Although a career in IT didn’t seem imminent at that time, Charu had already begun creating the basic administrative software for AICFB. After his retirement from chess in 2004, with more time at his disposal, Charu also began attending seminars and became increasingly determined to pursue a career in IT. A chance opportunity to attend a talk by S. Ramadorai left a lasting impression on Charu, who was drawn to the Tata Group by the shared ideology of never compromising on the principles that one stood for, and he was thereafter keen on joining TCS. That opportunity came along his way in 2007 when Charu joined the Life Sciences division of TCS as an Associate Consultant. During the course of his interview with Global Head, TCS Energy & Resources, Jayanta Banerjee, Charu was struck by the absence of any questions pertaining to his blindness, and was impressed and humbled by the maturity displayed by Jayanta in focussing on skill set alone. Under his guidance, Charu gained an understanding of the processes within TCS. In order to leverage Charu’s research capabilities, Jayanta asked CTO, K. Ananth Krishnan, to allow Charu to join his team in 2009. As a member of Ananth’s team, Charu first lead the ‘Speech for masses’ programme in the Innovation Lab in Mumbai and was later given the opportunity to work with K. Paddy. Charu’s other responsibilities included CTO Enable and the task of providing governance support to three Innovation Labs in Mumbai. According to Charu, his strength on the chess board, thinking strategically, has manifested itself at work too, and highlights his work of supporting strategy for TCS enable. He considers himself extremely fortunate to have met exemplary role models such as Ananth, Paddy and Jayanta during the course of his career. In 2013, he was given the additional responsibility of heading TCS’ Accessibility Centre of Excellence to build in-house capabilities and integrate accessibility within the DNA of the organization.

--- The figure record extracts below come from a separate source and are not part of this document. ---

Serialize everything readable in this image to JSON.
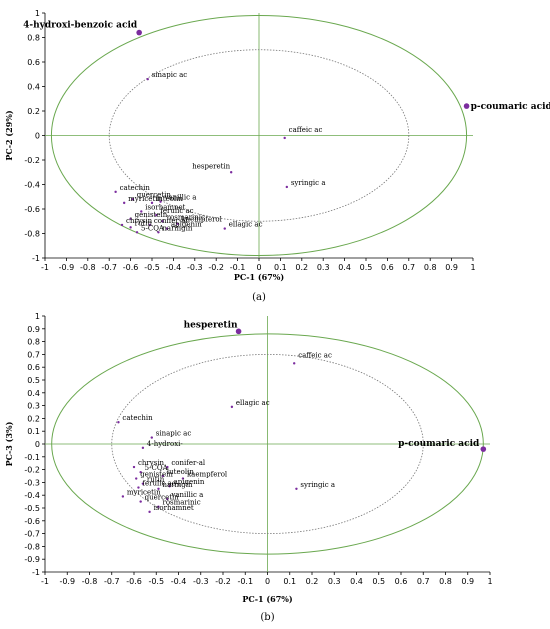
{
  "chart_data": [
    {
      "type": "scatter",
      "panel_label": "(a)",
      "xlabel": "PC-1 (67%)",
      "ylabel": "PC-2 (29%)",
      "xlim": [
        -1,
        1
      ],
      "ylim": [
        -1,
        1
      ],
      "x_ticks": [
        "-1",
        "-0.9",
        "-0.8",
        "-0.7",
        "-0.6",
        "-0.5",
        "-0.4",
        "-0.3",
        "-0.2",
        "-0.1",
        "0",
        "0.1",
        "0.2",
        "0.3",
        "0.4",
        "0.5",
        "0.6",
        "0.7",
        "0.8",
        "0.9",
        "1"
      ],
      "y_ticks": [
        "-1",
        "-0.8",
        "-0.6",
        "-0.4",
        "-0.2",
        "0",
        "0.2",
        "0.4",
        "0.6",
        "0.8",
        "1"
      ],
      "grid": false,
      "colors": {
        "point": "#7b2c9e",
        "ellipse": "#6aa84f",
        "axis": "#6aa84f"
      },
      "points": [
        {
          "label": "4-hydroxi-benzoic acid",
          "x": -0.56,
          "y": 0.84,
          "big": true
        },
        {
          "label": "sinapic ac",
          "x": -0.52,
          "y": 0.46,
          "big": false
        },
        {
          "label": "p-coumaric acid",
          "x": 0.97,
          "y": 0.24,
          "big": true
        },
        {
          "label": "caffeic ac",
          "x": 0.12,
          "y": -0.02,
          "big": false
        },
        {
          "label": "hesperetin",
          "x": -0.13,
          "y": -0.3,
          "big": false
        },
        {
          "label": "syringic a",
          "x": 0.13,
          "y": -0.42,
          "big": false
        },
        {
          "label": "catechin",
          "x": -0.67,
          "y": -0.46,
          "big": false
        },
        {
          "label": "quercetin",
          "x": -0.59,
          "y": -0.52,
          "big": false
        },
        {
          "label": "myricetin",
          "x": -0.63,
          "y": -0.55,
          "big": false
        },
        {
          "label": "luteolin",
          "x": -0.5,
          "y": -0.55,
          "big": false
        },
        {
          "label": "vanillic a",
          "x": -0.46,
          "y": -0.54,
          "big": false
        },
        {
          "label": "isorhamnet",
          "x": -0.55,
          "y": -0.62,
          "big": false
        },
        {
          "label": "ferulic ac",
          "x": -0.48,
          "y": -0.65,
          "big": false
        },
        {
          "label": "genistein",
          "x": -0.6,
          "y": -0.68,
          "big": false
        },
        {
          "label": "rosmarinic",
          "x": -0.45,
          "y": -0.7,
          "big": false
        },
        {
          "label": "kaempferol",
          "x": -0.38,
          "y": -0.72,
          "big": false
        },
        {
          "label": "conifer-al",
          "x": -0.51,
          "y": -0.73,
          "big": false
        },
        {
          "label": "chrysin",
          "x": -0.64,
          "y": -0.73,
          "big": false
        },
        {
          "label": "rutin",
          "x": -0.6,
          "y": -0.75,
          "big": false
        },
        {
          "label": "apigenin",
          "x": -0.43,
          "y": -0.76,
          "big": false
        },
        {
          "label": "ellagic ac",
          "x": -0.16,
          "y": -0.76,
          "big": false
        },
        {
          "label": "5-CQA",
          "x": -0.57,
          "y": -0.79,
          "big": false
        },
        {
          "label": "naringin",
          "x": -0.47,
          "y": -0.79,
          "big": false
        }
      ]
    },
    {
      "type": "scatter",
      "panel_label": "(b)",
      "xlabel": "PC-1 (67%)",
      "ylabel": "PC-3 (3%)",
      "xlim": [
        -1,
        1
      ],
      "ylim": [
        -1,
        1
      ],
      "x_ticks": [
        "-1",
        "-0.9",
        "-0.8",
        "-0.7",
        "-0.6",
        "-0.5",
        "-0.4",
        "-0.3",
        "-0.2",
        "-0.1",
        "0",
        "0.1",
        "0.2",
        "0.3",
        "0.4",
        "0.5",
        "0.6",
        "0.7",
        "0.8",
        "0.9",
        "1"
      ],
      "y_ticks": [
        "-1",
        "-0.9",
        "-0.8",
        "-0.7",
        "-0.6",
        "-0.5",
        "-0.4",
        "-0.3",
        "-0.2",
        "-0.1",
        "0",
        "0.1",
        "0.2",
        "0.3",
        "0.4",
        "0.5",
        "0.6",
        "0.7",
        "0.8",
        "0.9",
        "1"
      ],
      "grid": false,
      "colors": {
        "point": "#7b2c9e",
        "ellipse": "#6aa84f",
        "axis": "#6aa84f"
      },
      "points": [
        {
          "label": "hesperetin",
          "x": -0.13,
          "y": 0.88,
          "big": true
        },
        {
          "label": "caffeic ac",
          "x": 0.12,
          "y": 0.63,
          "big": false
        },
        {
          "label": "ellagic ac",
          "x": -0.16,
          "y": 0.29,
          "big": false
        },
        {
          "label": "catechin",
          "x": -0.67,
          "y": 0.17,
          "big": false
        },
        {
          "label": "sinapic ac",
          "x": -0.52,
          "y": 0.05,
          "big": false
        },
        {
          "label": "4-hydroxi-",
          "x": -0.56,
          "y": -0.03,
          "big": false
        },
        {
          "label": "p-coumaric acid",
          "x": 0.97,
          "y": -0.04,
          "big": true
        },
        {
          "label": "chrysin",
          "x": -0.6,
          "y": -0.18,
          "big": false
        },
        {
          "label": "conifer-al",
          "x": -0.45,
          "y": -0.18,
          "big": false
        },
        {
          "label": "5-CQA",
          "x": -0.57,
          "y": -0.22,
          "big": false
        },
        {
          "label": "luteolin",
          "x": -0.47,
          "y": -0.25,
          "big": false
        },
        {
          "label": "genistein",
          "x": -0.59,
          "y": -0.27,
          "big": false
        },
        {
          "label": "kaempferol",
          "x": -0.38,
          "y": -0.27,
          "big": false
        },
        {
          "label": "rutin",
          "x": -0.56,
          "y": -0.31,
          "big": false
        },
        {
          "label": "ferulic ac",
          "x": -0.58,
          "y": -0.34,
          "big": false
        },
        {
          "label": "apigenin",
          "x": -0.44,
          "y": -0.33,
          "big": false
        },
        {
          "label": "naringin",
          "x": -0.49,
          "y": -0.35,
          "big": false
        },
        {
          "label": "syringic a",
          "x": 0.13,
          "y": -0.35,
          "big": false
        },
        {
          "label": "myricetin",
          "x": -0.65,
          "y": -0.41,
          "big": false
        },
        {
          "label": "vanillic a",
          "x": -0.45,
          "y": -0.43,
          "big": false
        },
        {
          "label": "quercetin",
          "x": -0.57,
          "y": -0.45,
          "big": false
        },
        {
          "label": "rosmarinic",
          "x": -0.49,
          "y": -0.49,
          "big": false
        },
        {
          "label": "isorhamnet",
          "x": -0.53,
          "y": -0.53,
          "big": false
        }
      ]
    }
  ]
}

Charu’s iron will and zest for life show through in several fields. An avid trekker, he picked up the hobby from acquaintances he had made while playing chess. Thus was born his dream of a Himalayan expedition. After a three-week adventure course at the Himalayan Mountaineering Institute in Darjeeling in 1992, Charu was invited to join an expedition to climb Mt. Shitidhar (17,220 ft), a peak that no Indian had climbed before. During the course of the expedition, Charu fell into a frozen pond, but was saved by one of his teammates. He decided to soldier on, and, having braved a cyclone and extreme conditions, Charu reached the summit, one of three blind people on the expedition to do so. A phenomenal feat. He has also been part of Algorithms by documentary filmmaker Ian McDonald. The movie follows the lives of three visually impaired teenagers from India and their mentor played by Charudatta Jadhav. The movie starts in 2009 with Charu and his team conducting a talent hunt from blind chess players to send the top two to World Junior Chess Championship for the blind, held in Sweden that year.

Having led an extraordinary life thus far, Charu believes that ‘Realise your potential’, a powerful initiative within TCS, is all about being aware of one’s strengths and weaknesses and approaching every assignment with a positive mindset. He concludes on an emphatic note, “I demand empowerment. You tell me the output expected, you give me the responsibility and ownership and I will deliver. If there is a risk, I am willing to take a hit. Once I decide to do something, nobody can stop me.”